Take a look at these two pals! Typically Indie and Sunny co-exist but not next to each other. Last night, they were both with us while watching TV. 
In fact, Indie joined Sunny on his bed. We were in shock, which is why I photographed the moment!
Meanwhile we received a magazine from Children's Hospital at Sinai today. One of the highlights was an honor roll of donors. I am proud to say that Mattie Miracle is at the Visionary Level!
I am not sure why I was surprised by this, maybe because I never really sit back and reflect on our donations in totality. But it is true we are most definitely at the $100,000 range for this institution. 

It was another crazy day here on the farm. My dad's occupational therapist came over this morning. She got to see exactly what I see and that is my dad is chronically exhausted. He was truly luggage and could hardly keep it eyes open. He did try to comply and walk ten minutes with her and do some arm exercises but his heart rate was high and he looked like he was dragging. 

However, even in that state, I had to get him up and to the car, because I was taking my mom for a CT scan of her lungs. Peter is busy working and I can't leave my dad home to his own devices. I think it is hysterical that the home health agency thinks I am fearful of taking my dad out! Not only do I take him out, I am dragging him to all sorts of things. 

After the CT scan, I took my parents out to lunch. I had to run back and forth to the bathroom so often during lunch, my step count was impressive! There is no peace, not a moment to just sit and do anything without jumping about. Needless to say at times I get very frustrated, very angry, and will just start screaming. That is NOT my typical way of interacting with the world, but I find that is what happens as a result of meeting everyone else's needs during every waking hour of my life. 

February 27, 2022

Sunday, February 27, 2022

Sunday, February 27, 2022

Tonight's picture was taken in February of 2008. That day Mattie's kindergarten class went on a field trip to Martha's Table in the city. Their goal was to work on assembling peanut butter and jelly sandwiches for the homeless. I signed myself up that day to be a helper and rode the bus with the teachers and the children. Naturally I snapped photos of the adventure! After the sandwich making was done, Mattie began helping to clean up. You can see him with his "girlfriend," Charlotte. They were busy at work and as always working together. They made a good team and brought out the best in each other. 



Quote of the day: Today's coronavirus update from Johns Hopkins.

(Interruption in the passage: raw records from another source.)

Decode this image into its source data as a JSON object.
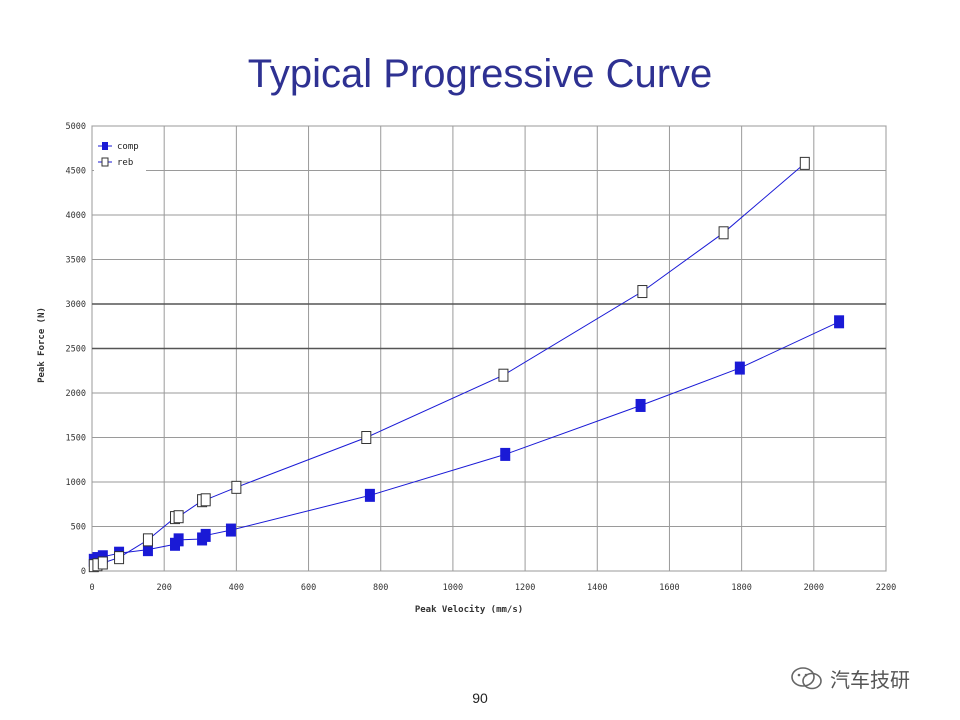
{
  "slide": {
    "title": "Typical Progressive Curve",
    "page_number": "90",
    "watermark": "汽车技研"
  },
  "chart_data": {
    "type": "scatter",
    "title": "Typical Progressive Curve",
    "xlabel": "Peak Velocity (mm/s)",
    "ylabel": "Peak Force (N)",
    "xlim": [
      0,
      2200
    ],
    "ylim": [
      0,
      5000
    ],
    "x_ticks": [
      0,
      200,
      400,
      600,
      800,
      1000,
      1200,
      1400,
      1600,
      1800,
      2000,
      2200
    ],
    "y_ticks": [
      0,
      500,
      1000,
      1500,
      2000,
      2500,
      3000,
      3500,
      4000,
      4500,
      5000
    ],
    "grid": true,
    "legend_position": "top-left",
    "series": [
      {
        "name": "comp",
        "marker": "filled-square",
        "color": "#1a1ad6",
        "points": [
          [
            5,
            120
          ],
          [
            15,
            140
          ],
          [
            30,
            160
          ],
          [
            75,
            200
          ],
          [
            155,
            240
          ],
          [
            230,
            300
          ],
          [
            240,
            350
          ],
          [
            305,
            360
          ],
          [
            315,
            400
          ],
          [
            385,
            460
          ],
          [
            770,
            850
          ],
          [
            1145,
            1310
          ],
          [
            1520,
            1860
          ],
          [
            1795,
            2280
          ],
          [
            2070,
            2800
          ]
        ]
      },
      {
        "name": "reb",
        "marker": "open-square",
        "color": "#1a1ad6",
        "points": [
          [
            5,
            60
          ],
          [
            15,
            70
          ],
          [
            30,
            90
          ],
          [
            75,
            150
          ],
          [
            155,
            350
          ],
          [
            230,
            600
          ],
          [
            240,
            610
          ],
          [
            305,
            790
          ],
          [
            315,
            800
          ],
          [
            400,
            940
          ],
          [
            760,
            1500
          ],
          [
            1140,
            2200
          ],
          [
            1525,
            3140
          ],
          [
            1750,
            3800
          ],
          [
            1975,
            4580
          ]
        ]
      }
    ]
  }
}
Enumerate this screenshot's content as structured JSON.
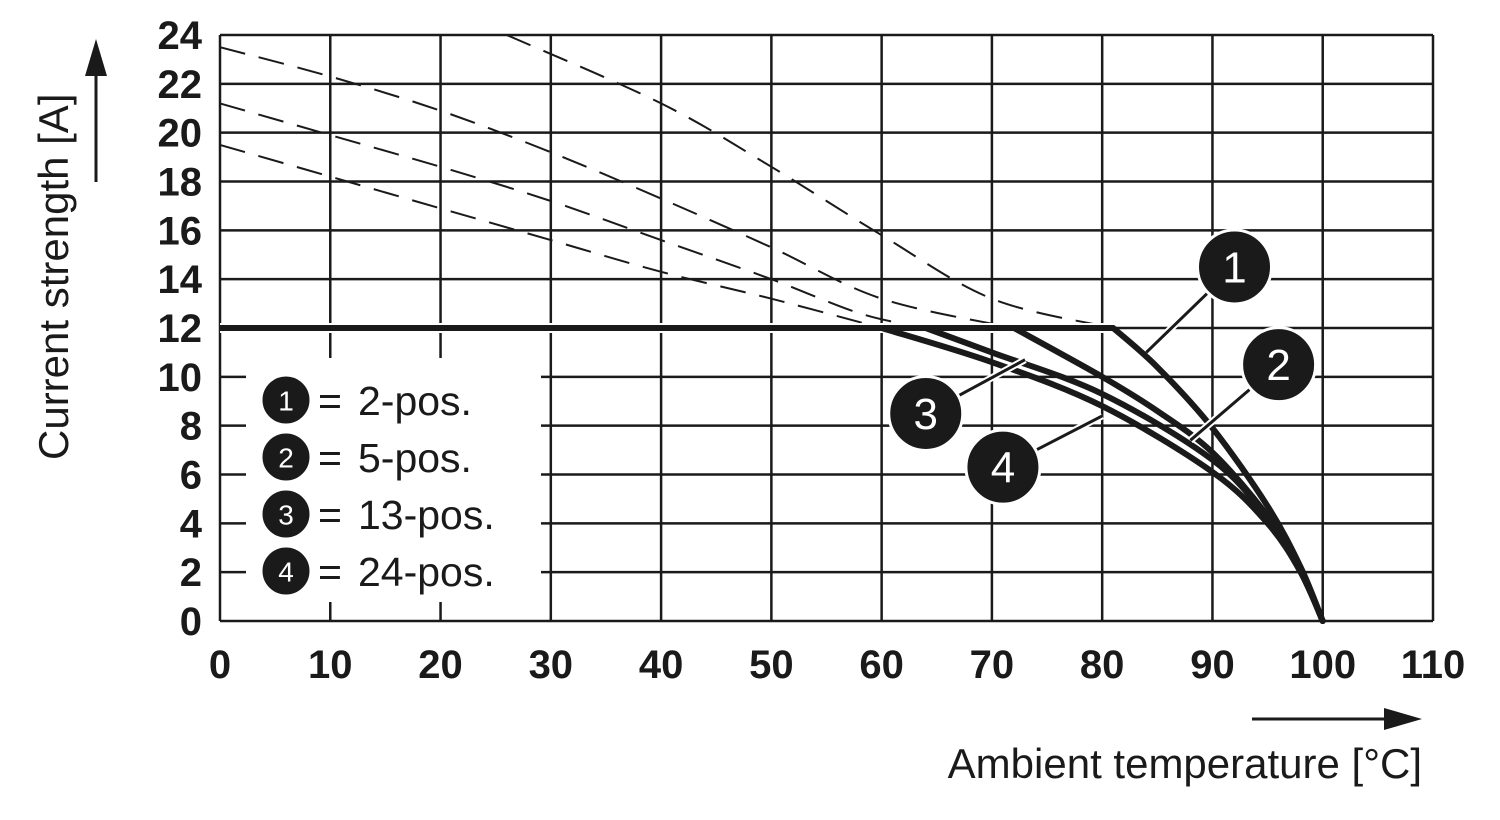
{
  "chart_data": {
    "type": "line",
    "xlabel": "Ambient temperature [°C]",
    "ylabel": "Current strength [A]",
    "xlim": [
      0,
      110
    ],
    "ylim": [
      0,
      24
    ],
    "x_ticks": [
      "0",
      "10",
      "20",
      "30",
      "40",
      "50",
      "60",
      "70",
      "80",
      "90",
      "100",
      "110"
    ],
    "y_ticks": [
      "0",
      "2",
      "4",
      "6",
      "8",
      "10",
      "12",
      "14",
      "16",
      "18",
      "20",
      "22",
      "24"
    ],
    "grid": true,
    "legend_position": "bottom-left",
    "colors": {
      "line": "#1a1a1a",
      "grid": "#1a1a1a",
      "badge": "#1a1a1a",
      "badge_text": "#ffffff"
    },
    "series": [
      {
        "id": "1",
        "name": "2-pos.",
        "equals": "=",
        "values": [
          [
            81,
            12
          ],
          [
            85,
            10.4
          ],
          [
            90,
            7.9
          ],
          [
            95,
            4.7
          ],
          [
            98,
            2.2
          ],
          [
            100,
            0
          ]
        ],
        "derating_dashed": [
          [
            26,
            24
          ],
          [
            40,
            21.2
          ],
          [
            50,
            18.6
          ],
          [
            60,
            15.8
          ],
          [
            70,
            13.2
          ],
          [
            81,
            12
          ]
        ]
      },
      {
        "id": "2",
        "name": "5-pos.",
        "equals": "=",
        "values": [
          [
            72,
            12
          ],
          [
            80,
            10.0
          ],
          [
            85,
            8.6
          ],
          [
            90,
            6.9
          ],
          [
            95,
            4.3
          ],
          [
            98,
            2.1
          ],
          [
            100,
            0
          ]
        ],
        "derating_dashed": [
          [
            0,
            23.5
          ],
          [
            10,
            22.3
          ],
          [
            20,
            20.9
          ],
          [
            30,
            19.2
          ],
          [
            40,
            17.3
          ],
          [
            50,
            15.3
          ],
          [
            60,
            13.2
          ],
          [
            72,
            12
          ]
        ]
      },
      {
        "id": "3",
        "name": "13-pos.",
        "equals": "=",
        "values": [
          [
            64,
            12
          ],
          [
            70,
            11.0
          ],
          [
            80,
            9.3
          ],
          [
            90,
            6.6
          ],
          [
            95,
            4.2
          ],
          [
            98,
            2.0
          ],
          [
            100,
            0
          ]
        ],
        "derating_dashed": [
          [
            0,
            21.2
          ],
          [
            10,
            19.9
          ],
          [
            20,
            18.6
          ],
          [
            30,
            17.2
          ],
          [
            40,
            15.6
          ],
          [
            50,
            14.0
          ],
          [
            58,
            12.6
          ],
          [
            64,
            12
          ]
        ]
      },
      {
        "id": "4",
        "name": "24-pos.",
        "equals": "=",
        "values": [
          [
            60,
            12
          ],
          [
            70,
            10.6
          ],
          [
            80,
            8.8
          ],
          [
            90,
            6.1
          ],
          [
            95,
            4.0
          ],
          [
            98,
            2.0
          ],
          [
            100,
            0
          ]
        ],
        "derating_dashed": [
          [
            0,
            19.5
          ],
          [
            10,
            18.2
          ],
          [
            20,
            16.9
          ],
          [
            30,
            15.6
          ],
          [
            40,
            14.3
          ],
          [
            50,
            13.2
          ],
          [
            60,
            12
          ]
        ]
      }
    ],
    "annotations": [
      {
        "label": "1",
        "at": [
          92,
          14.5
        ],
        "points_to": [
          84,
          11.0
        ]
      },
      {
        "label": "2",
        "at": [
          96,
          10.5
        ],
        "points_to": [
          88,
          7.4
        ]
      },
      {
        "label": "3",
        "at": [
          64,
          8.5
        ],
        "points_to": [
          73,
          10.7
        ]
      },
      {
        "label": "4",
        "at": [
          71,
          6.3
        ],
        "points_to": [
          80,
          8.4
        ]
      }
    ]
  }
}
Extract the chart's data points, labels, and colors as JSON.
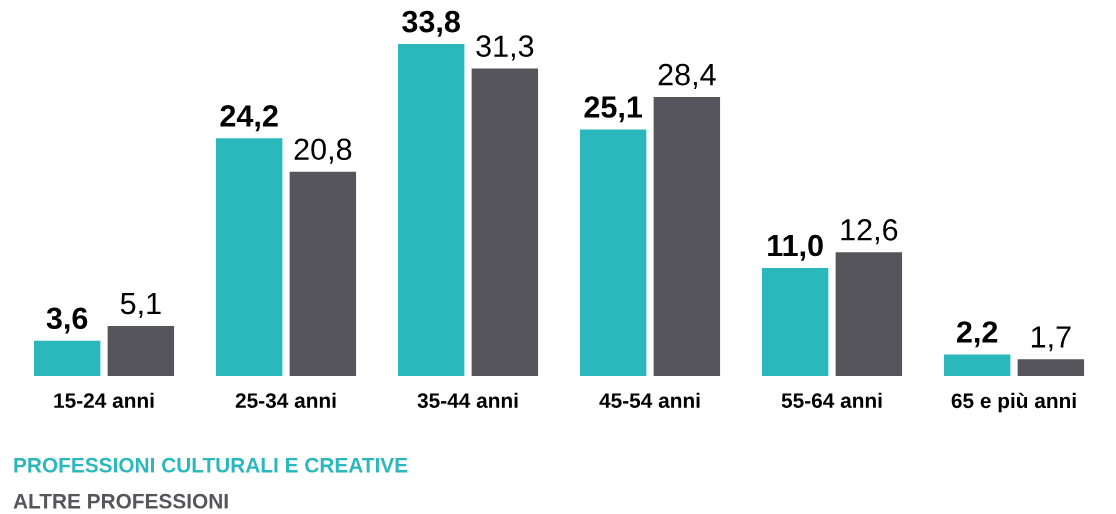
{
  "chart_data": {
    "type": "bar",
    "categories": [
      "15-24 anni",
      "25-34 anni",
      "35-44 anni",
      "45-54 anni",
      "55-64 anni",
      "65 e più anni"
    ],
    "series": [
      {
        "name": "PROFESSIONI CULTURALI E CREATIVE",
        "color": "#2bb8bd",
        "values": [
          3.6,
          24.2,
          33.8,
          25.1,
          11.0,
          2.2
        ],
        "value_labels": [
          "3,6",
          "24,2",
          "33,8",
          "25,1",
          "11,0",
          "2,2"
        ]
      },
      {
        "name": "ALTRE PROFESSIONI",
        "color": "#55555b",
        "values": [
          5.1,
          20.8,
          31.3,
          28.4,
          12.6,
          1.7
        ],
        "value_labels": [
          "5,1",
          "20,8",
          "31,3",
          "28,4",
          "12,6",
          "1,7"
        ]
      }
    ],
    "tick_labels": "x",
    "grid": false,
    "legend": "bottom"
  }
}
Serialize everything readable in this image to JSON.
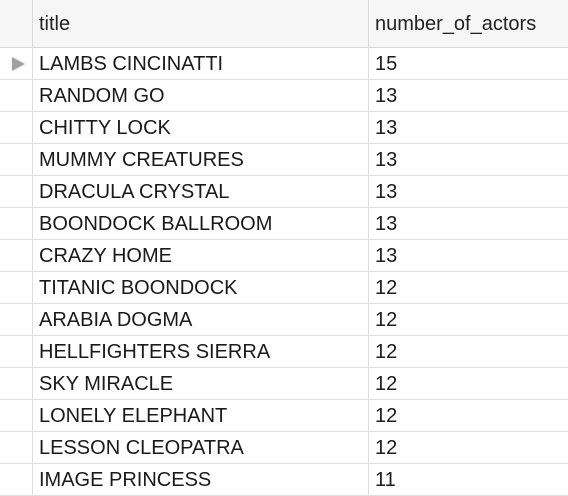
{
  "columns": {
    "title": "title",
    "count": "number_of_actors"
  },
  "rows": [
    {
      "title": "LAMBS CINCINATTI",
      "count": "15"
    },
    {
      "title": "RANDOM GO",
      "count": "13"
    },
    {
      "title": "CHITTY LOCK",
      "count": "13"
    },
    {
      "title": "MUMMY CREATURES",
      "count": "13"
    },
    {
      "title": "DRACULA CRYSTAL",
      "count": "13"
    },
    {
      "title": "BOONDOCK BALLROOM",
      "count": "13"
    },
    {
      "title": "CRAZY HOME",
      "count": "13"
    },
    {
      "title": "TITANIC BOONDOCK",
      "count": "12"
    },
    {
      "title": "ARABIA DOGMA",
      "count": "12"
    },
    {
      "title": "HELLFIGHTERS SIERRA",
      "count": "12"
    },
    {
      "title": "SKY MIRACLE",
      "count": "12"
    },
    {
      "title": "LONELY ELEPHANT",
      "count": "12"
    },
    {
      "title": "LESSON CLEOPATRA",
      "count": "12"
    },
    {
      "title": "IMAGE PRINCESS",
      "count": "11"
    }
  ],
  "selected_row_index": 0,
  "icons": {
    "row_marker": "current-row-indicator-icon"
  }
}
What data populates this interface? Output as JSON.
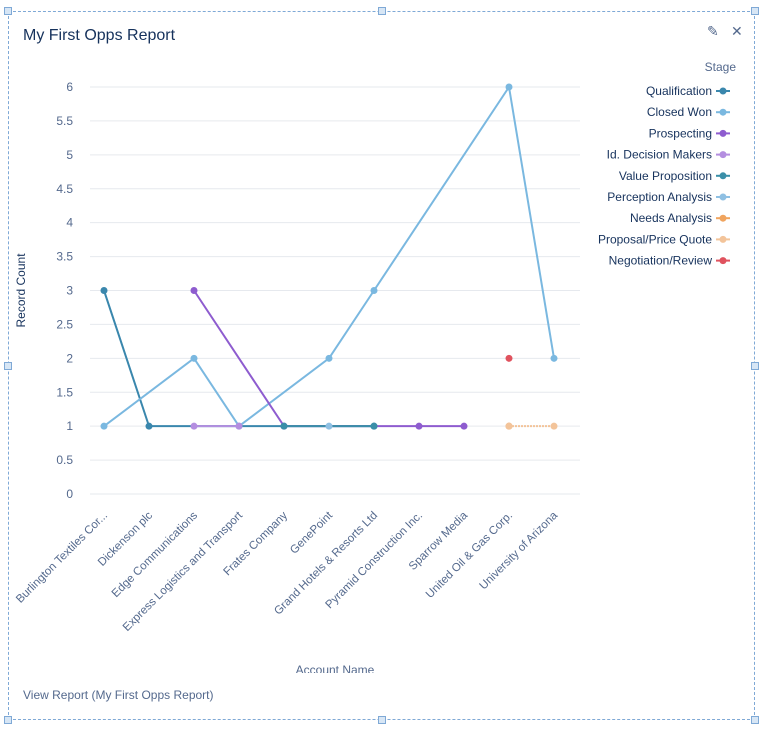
{
  "widget": {
    "title": "My First Opps Report",
    "edit_icon": "pencil-icon",
    "close_icon": "close-icon",
    "footer_link": "View Report (My First Opps Report)"
  },
  "chart_data": {
    "type": "line",
    "xlabel": "Account Name",
    "ylabel": "Record Count",
    "ylim": [
      0,
      6
    ],
    "yticks": [
      "0",
      "0.5",
      "1",
      "1.5",
      "2",
      "2.5",
      "3",
      "3.5",
      "4",
      "4.5",
      "5",
      "5.5",
      "6"
    ],
    "grid": true,
    "legend_title": "Stage",
    "legend_position": "right",
    "categories": [
      "Burlington Textiles Cor...",
      "Dickenson plc",
      "Edge Communications",
      "Express Logistics and Transport",
      "Frates Company",
      "GenePoint",
      "Grand Hotels & Resorts Ltd",
      "Pyramid Construction Inc.",
      "Sparrow Media",
      "United Oil & Gas Corp.",
      "University of Arizona"
    ],
    "series": [
      {
        "name": "Qualification",
        "color": "#3a87ad",
        "values": [
          3,
          1,
          null,
          null,
          null,
          null,
          1,
          null,
          null,
          null,
          null
        ]
      },
      {
        "name": "Closed Won",
        "color": "#7ab8e0",
        "values": [
          1,
          null,
          2,
          1,
          null,
          2,
          3,
          null,
          null,
          6,
          2
        ]
      },
      {
        "name": "Prospecting",
        "color": "#8e5ccf",
        "values": [
          null,
          null,
          3,
          null,
          1,
          null,
          null,
          1,
          1,
          null,
          null
        ]
      },
      {
        "name": "Id. Decision Makers",
        "color": "#b48ee0",
        "values": [
          null,
          null,
          1,
          1,
          null,
          null,
          null,
          null,
          null,
          null,
          null
        ]
      },
      {
        "name": "Value Proposition",
        "color": "#3a8fa8",
        "values": [
          null,
          null,
          null,
          null,
          1,
          null,
          1,
          null,
          null,
          null,
          null
        ]
      },
      {
        "name": "Perception Analysis",
        "color": "#8fc0e3",
        "values": [
          null,
          null,
          null,
          null,
          null,
          1,
          null,
          null,
          null,
          null,
          null
        ]
      },
      {
        "name": "Needs Analysis",
        "color": "#f0a45e",
        "values": [
          null,
          null,
          null,
          null,
          null,
          null,
          null,
          null,
          null,
          1,
          null
        ]
      },
      {
        "name": "Proposal/Price Quote",
        "color": "#f3c49a",
        "values": [
          null,
          null,
          null,
          null,
          null,
          null,
          null,
          null,
          null,
          1,
          1
        ]
      },
      {
        "name": "Negotiation/Review",
        "color": "#e0525e",
        "values": [
          null,
          null,
          null,
          null,
          null,
          null,
          null,
          null,
          null,
          2,
          null
        ]
      }
    ]
  }
}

  • Number of people diagnosed with the virus: 78,937,817
  • Number of people who died from the virus: 948,397


This afternoon, after doing my morning tasks and grocery shopping, I took Sunny for a walk. Today was a good weather day and Sunny is very eager to walk in the woods all around our neighborhood. However, in August of 2019, while visiting my in-law's home in Massachusetts, I took Sunny for a walk in their woods and got VERY lost. So lost that I had to track down a hiker in the woods to help me get oriented and out of the woods. I was miles from their home and Peter had to pick me up by car. Needless to say, after that experience, I am always leery about going into the woods alone. Particularly since I have a bad sense of direction. 

There are many wonderful paths (like this one) to walk on near our home. I am eager to explore them one weekend, when Peter has time. Unfortunately today Peter was working on unpacking more boxes that belong to my parent's that are stacked in the basement. Honestly if it weren't for Peter, my parents would never get unpacked. I am just too worn out from moving myself and them, much less to unpack and deal with boxes. 
I walked on this pathway because there was only one way in and out. Making it impossible to get lost. However, at some point along the walk, I came to a fork in the path and told Sunny we had to turn around. 









Nonetheless, I look forward to exploring these woods and hopefully getting to know them just like I know Roosevelt Island. Roosevelt Island was our city haven, and now more than ever, I need a place of greenery to escape to for an hour of peace.